Akibat praktik oligarki, banyak partai yang belum sungguh-sungguh menerapkan sistem berpartai modern. Kebanyakan partai belum menginjeksi demokrasi politik seperti partisipasi yang luas (termasuk juga kuota perempuan), pelembagaan kepentingan, manajemen kekuasaan yang demokratis, konflik tanpa perpecahan, dan rekrutmen berdasarkan merit system. Sudah bukan saatnya lagi partai dioperasikan dengan cara-cara oligarkis. Bagaimanapun juga partai harus menjadi medium kaderisasi yang sehat. Dalam artian, kompetisi kekuasaan internal tidak boleh menabrak rel-rel demokrasi. Siapa yang layak dialah yang memimpin. Siapa yang berkriteria kuat untuk masuk bursa capres dan cawapres, dialah yang diberi jalan untuk bersaing. Bukan malah mengunci pintu pencalonan karena sang ketua umum yang hendak diamankan jalannya.
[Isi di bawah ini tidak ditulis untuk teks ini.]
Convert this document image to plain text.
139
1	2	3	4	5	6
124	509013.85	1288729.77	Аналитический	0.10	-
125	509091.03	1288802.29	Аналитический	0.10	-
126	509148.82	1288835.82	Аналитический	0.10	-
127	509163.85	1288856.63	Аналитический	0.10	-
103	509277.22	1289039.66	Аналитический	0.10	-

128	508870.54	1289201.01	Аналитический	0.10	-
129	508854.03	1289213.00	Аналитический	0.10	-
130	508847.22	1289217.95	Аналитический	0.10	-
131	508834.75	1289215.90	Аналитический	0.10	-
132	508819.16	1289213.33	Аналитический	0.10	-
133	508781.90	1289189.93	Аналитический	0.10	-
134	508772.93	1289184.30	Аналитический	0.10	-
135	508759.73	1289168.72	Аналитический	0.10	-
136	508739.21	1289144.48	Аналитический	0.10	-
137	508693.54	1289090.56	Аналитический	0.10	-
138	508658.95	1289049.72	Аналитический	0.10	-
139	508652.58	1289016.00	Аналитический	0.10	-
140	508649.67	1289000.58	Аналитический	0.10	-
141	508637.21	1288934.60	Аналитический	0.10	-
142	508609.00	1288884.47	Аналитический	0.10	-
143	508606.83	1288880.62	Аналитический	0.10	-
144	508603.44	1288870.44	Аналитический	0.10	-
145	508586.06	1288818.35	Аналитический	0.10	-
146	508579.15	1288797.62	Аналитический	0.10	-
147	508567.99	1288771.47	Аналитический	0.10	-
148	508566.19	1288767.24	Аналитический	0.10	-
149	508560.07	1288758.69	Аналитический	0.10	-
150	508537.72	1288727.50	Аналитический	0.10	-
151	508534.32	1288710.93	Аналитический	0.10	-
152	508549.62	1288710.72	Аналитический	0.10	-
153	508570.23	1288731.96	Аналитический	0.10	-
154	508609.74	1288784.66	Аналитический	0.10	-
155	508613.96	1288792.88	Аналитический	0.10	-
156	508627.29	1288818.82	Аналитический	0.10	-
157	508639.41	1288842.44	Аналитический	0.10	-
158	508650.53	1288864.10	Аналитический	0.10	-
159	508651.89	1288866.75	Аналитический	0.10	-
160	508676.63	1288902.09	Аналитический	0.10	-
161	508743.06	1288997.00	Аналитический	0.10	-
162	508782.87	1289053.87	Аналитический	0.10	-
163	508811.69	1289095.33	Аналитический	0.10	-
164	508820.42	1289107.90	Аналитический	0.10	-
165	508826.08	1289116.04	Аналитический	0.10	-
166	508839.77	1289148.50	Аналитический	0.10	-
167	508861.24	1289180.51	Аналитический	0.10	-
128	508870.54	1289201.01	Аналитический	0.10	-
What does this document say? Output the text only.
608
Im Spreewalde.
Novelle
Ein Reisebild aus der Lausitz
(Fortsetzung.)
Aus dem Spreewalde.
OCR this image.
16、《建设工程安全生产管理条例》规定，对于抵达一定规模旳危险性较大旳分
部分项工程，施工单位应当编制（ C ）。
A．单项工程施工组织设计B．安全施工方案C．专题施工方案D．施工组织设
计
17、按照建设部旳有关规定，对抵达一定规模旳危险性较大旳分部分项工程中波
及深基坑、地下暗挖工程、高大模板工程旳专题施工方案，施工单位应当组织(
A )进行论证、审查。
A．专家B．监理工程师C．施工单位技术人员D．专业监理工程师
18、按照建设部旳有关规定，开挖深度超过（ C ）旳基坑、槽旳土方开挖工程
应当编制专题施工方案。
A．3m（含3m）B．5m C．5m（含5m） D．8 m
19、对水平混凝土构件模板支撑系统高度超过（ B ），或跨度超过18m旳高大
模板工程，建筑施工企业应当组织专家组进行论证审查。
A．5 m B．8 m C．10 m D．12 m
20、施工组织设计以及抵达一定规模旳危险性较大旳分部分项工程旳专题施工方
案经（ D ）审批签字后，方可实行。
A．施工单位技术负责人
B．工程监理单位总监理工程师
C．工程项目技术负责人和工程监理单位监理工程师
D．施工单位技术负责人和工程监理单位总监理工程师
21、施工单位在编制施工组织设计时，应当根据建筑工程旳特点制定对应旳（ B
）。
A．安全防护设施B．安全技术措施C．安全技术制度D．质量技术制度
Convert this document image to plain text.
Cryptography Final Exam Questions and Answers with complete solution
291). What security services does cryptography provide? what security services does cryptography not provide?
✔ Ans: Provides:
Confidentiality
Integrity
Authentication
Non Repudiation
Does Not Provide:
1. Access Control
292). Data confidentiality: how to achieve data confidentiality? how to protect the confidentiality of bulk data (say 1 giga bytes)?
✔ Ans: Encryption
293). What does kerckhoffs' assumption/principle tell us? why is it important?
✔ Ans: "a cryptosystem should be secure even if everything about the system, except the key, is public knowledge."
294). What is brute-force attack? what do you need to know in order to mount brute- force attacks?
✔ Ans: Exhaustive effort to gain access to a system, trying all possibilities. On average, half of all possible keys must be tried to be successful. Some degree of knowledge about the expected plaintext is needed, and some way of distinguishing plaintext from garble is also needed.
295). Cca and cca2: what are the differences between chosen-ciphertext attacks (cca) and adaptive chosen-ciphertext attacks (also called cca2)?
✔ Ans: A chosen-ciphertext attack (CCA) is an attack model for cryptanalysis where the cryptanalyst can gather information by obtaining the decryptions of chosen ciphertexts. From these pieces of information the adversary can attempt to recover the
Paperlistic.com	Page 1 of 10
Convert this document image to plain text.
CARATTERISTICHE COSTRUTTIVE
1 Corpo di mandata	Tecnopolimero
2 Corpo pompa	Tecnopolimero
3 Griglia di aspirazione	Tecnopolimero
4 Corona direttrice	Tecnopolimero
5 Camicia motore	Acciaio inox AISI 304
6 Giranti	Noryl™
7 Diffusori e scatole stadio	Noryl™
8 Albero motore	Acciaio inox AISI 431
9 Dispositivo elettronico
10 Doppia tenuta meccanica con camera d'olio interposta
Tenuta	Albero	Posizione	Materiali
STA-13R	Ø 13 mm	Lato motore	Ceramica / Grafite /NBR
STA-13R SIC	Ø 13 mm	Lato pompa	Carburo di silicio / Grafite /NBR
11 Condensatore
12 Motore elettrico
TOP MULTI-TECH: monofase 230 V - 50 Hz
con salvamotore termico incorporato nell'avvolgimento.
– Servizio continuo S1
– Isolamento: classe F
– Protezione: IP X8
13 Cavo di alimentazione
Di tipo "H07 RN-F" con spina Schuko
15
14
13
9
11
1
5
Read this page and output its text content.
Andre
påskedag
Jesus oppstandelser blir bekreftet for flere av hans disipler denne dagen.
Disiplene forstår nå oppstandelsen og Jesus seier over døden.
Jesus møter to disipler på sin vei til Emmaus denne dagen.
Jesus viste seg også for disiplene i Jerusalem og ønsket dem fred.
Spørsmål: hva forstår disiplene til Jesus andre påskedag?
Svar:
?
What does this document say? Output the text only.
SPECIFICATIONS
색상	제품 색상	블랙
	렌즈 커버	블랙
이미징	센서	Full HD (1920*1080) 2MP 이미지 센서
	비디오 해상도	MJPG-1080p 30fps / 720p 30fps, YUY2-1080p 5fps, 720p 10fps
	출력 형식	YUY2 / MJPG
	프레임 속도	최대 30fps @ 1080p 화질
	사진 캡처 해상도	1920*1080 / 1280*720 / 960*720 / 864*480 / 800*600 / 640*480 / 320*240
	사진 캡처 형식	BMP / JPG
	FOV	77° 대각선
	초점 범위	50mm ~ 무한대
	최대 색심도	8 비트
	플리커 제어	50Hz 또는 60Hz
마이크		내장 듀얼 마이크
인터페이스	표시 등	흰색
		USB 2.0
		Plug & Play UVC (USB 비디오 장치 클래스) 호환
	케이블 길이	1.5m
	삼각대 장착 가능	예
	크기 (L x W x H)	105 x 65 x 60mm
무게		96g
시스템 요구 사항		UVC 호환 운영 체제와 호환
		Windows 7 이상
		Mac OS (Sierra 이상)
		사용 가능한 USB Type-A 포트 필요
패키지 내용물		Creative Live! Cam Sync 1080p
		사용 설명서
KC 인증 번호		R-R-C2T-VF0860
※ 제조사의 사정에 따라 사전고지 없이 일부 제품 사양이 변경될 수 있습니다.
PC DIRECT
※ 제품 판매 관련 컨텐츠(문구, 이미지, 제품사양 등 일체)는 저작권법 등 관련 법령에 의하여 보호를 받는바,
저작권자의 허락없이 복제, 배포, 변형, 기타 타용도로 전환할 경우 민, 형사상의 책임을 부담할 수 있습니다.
Biasanya konflik mengemuka karena adanya faksionalisasi di tubuh internal akibat gagalnya manajemen kekuasaan. Perbedaan kepentingan yang muncul di antara kekuatan-kekuatan internal tidak dikelola secara demokratis dengan mengedepankan kompromi, jalan tengah, malah justru dibiarkan sehingga dinamika menjadi tidak sehat. Persaingan kepentingan tidak menguatkan kelembagaan partai, tapi justru menghancurkan soliditas partai. Itu amat berbahaya bagi langkah partai politik menuju Pemilu 2014.
Jika hal tersebut dibiarkan maka pendakian Aburizal Bakrie ke Gunung Semeru akan menemui nasib yang sama dengan Soe Hok Gie.